Я взял жалюзи в руки… да, так и есть. Едва чувствуется пальцами – тончайшая нанопленка на ткани, именно она и является солнечной батареей. Гениально.

– Отлично, сэр. Мои поздравления.

– С вас сорок шиллингов, – сообщил миллиардер, посмотрев на какой-то прибор на столе. Когда я полез в карман за карточкой, он расхохотался.

– Шутка. Не думайте, что я такой… скупой. Конечно, это бесплатно. Как вам такое новшество?

– Покупаю, сэр. Моя герлфренд расходует столько энергии, что это, признаться, бьет по бюджету…

Миллиардер улыбнулся.

– Сделка. Теперь относительно того, для чего я вас пригласил. Люди, которым у меня нет оснований не доверять, назвали именно вас и вашу команду наиболее эффективной командой спецопераций по ЦентральноАзиатскому региону. Как бы вы сами оценили себя…

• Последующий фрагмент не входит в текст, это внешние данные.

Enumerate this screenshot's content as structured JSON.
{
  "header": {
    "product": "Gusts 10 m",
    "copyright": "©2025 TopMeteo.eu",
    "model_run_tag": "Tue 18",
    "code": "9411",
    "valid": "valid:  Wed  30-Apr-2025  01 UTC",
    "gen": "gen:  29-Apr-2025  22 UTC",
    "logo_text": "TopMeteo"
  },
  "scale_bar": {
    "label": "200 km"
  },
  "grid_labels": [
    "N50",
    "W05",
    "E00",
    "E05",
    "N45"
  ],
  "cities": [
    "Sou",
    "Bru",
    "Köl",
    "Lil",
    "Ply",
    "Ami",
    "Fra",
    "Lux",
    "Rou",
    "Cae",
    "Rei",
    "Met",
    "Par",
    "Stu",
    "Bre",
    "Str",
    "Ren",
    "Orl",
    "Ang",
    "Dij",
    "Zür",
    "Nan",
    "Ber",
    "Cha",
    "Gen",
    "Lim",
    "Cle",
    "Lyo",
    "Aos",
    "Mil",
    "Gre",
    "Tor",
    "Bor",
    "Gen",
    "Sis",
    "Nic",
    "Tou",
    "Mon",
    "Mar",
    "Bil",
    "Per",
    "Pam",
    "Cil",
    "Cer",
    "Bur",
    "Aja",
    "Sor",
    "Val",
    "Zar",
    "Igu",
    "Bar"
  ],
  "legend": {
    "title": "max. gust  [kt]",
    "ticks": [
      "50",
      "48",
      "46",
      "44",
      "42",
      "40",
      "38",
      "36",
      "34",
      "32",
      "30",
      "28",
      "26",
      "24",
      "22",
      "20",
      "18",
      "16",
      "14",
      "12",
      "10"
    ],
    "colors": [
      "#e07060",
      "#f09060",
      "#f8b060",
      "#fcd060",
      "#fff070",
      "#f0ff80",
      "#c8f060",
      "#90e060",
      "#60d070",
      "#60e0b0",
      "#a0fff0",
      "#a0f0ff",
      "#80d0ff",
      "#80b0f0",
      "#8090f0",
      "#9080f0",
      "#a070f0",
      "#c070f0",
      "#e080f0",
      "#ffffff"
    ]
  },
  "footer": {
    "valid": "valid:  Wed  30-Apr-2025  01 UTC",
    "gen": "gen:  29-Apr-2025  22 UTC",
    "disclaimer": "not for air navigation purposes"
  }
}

– Сэр, мы работали в этом регионе, и не раз. Оставались живы. Полагаю, это само по себе о многом говорит.

– Просто остаться в живых – не главное, – отрезал миллиардер, – главное, кем ты остался.

Да… этот человек заработал свои деньги.

– Да, сэр, вы правы. Полагаю, мы можем решать задачи в этом регионе в интересах клиентов. Конечно, в пределах разумного.

– Пределы разумного меня тоже не интересуют, – отрезал миллиардер. – Настоящего успеха в этой жизни могут добиться лишь люди, делающие по-настоящему безумные вещи. Когда Билл Гейтс сказал, что компьютер должен стоять на каждом письменном столе, его посчитали безумцем. Ай-Би-Эм говорило о рынке в тысячу компьютеров к двухтысячному году. Но время показало, кто был безумцем, а кто – провидцем. Как вы думаете, за счет чего мне удалось заработать деньги?

– Сэр, полагаю, вы торговали солнечными батареями.

– Ерунда. Я не торговал солнечными батареями, я торговал свободой. Я приходил и говорил людям: вот то, что я предлагаю. Раньше ублюдки тянули из вас все соки. Каждый раз, когда вы что-то делаете, принимаете душ, сидите за компьютером, занимаетесь бизнесом, ублюдки тянут из вас деньги. Купите у меня, и больше они не смогут это делать. Вы заплатите мне один раз, в то время как Кон Эдисон[26] тащит из вас деньги снова и снова. Не платите им, джентльмены. Заплатите мне и будьте свободными.

Я не знал, что сказать, поэтому пошутил:

– Сэр, у вас есть политическая партия? Я бы вступил.

Но миллиардер оставался серьезен.

– Политической партии нет. Я не верю в представительную демократию, мистер Волков. То, что должно быть сделано, просто должно быть сделано, вот и все. Но я предлагаю вам присоединиться к команде. Моей команде, личной. Полагаю, это некий эквивалент политической партии, верно?

Я улыбнулся.

– Я покупаю это. И что мы будем делать, сэр?

– Мы изменим мир.

Я думал, что Крайс шутит. Но, посмотрев ему в глаза, понял – нет, он не шутит. Ни хрена он не шутит…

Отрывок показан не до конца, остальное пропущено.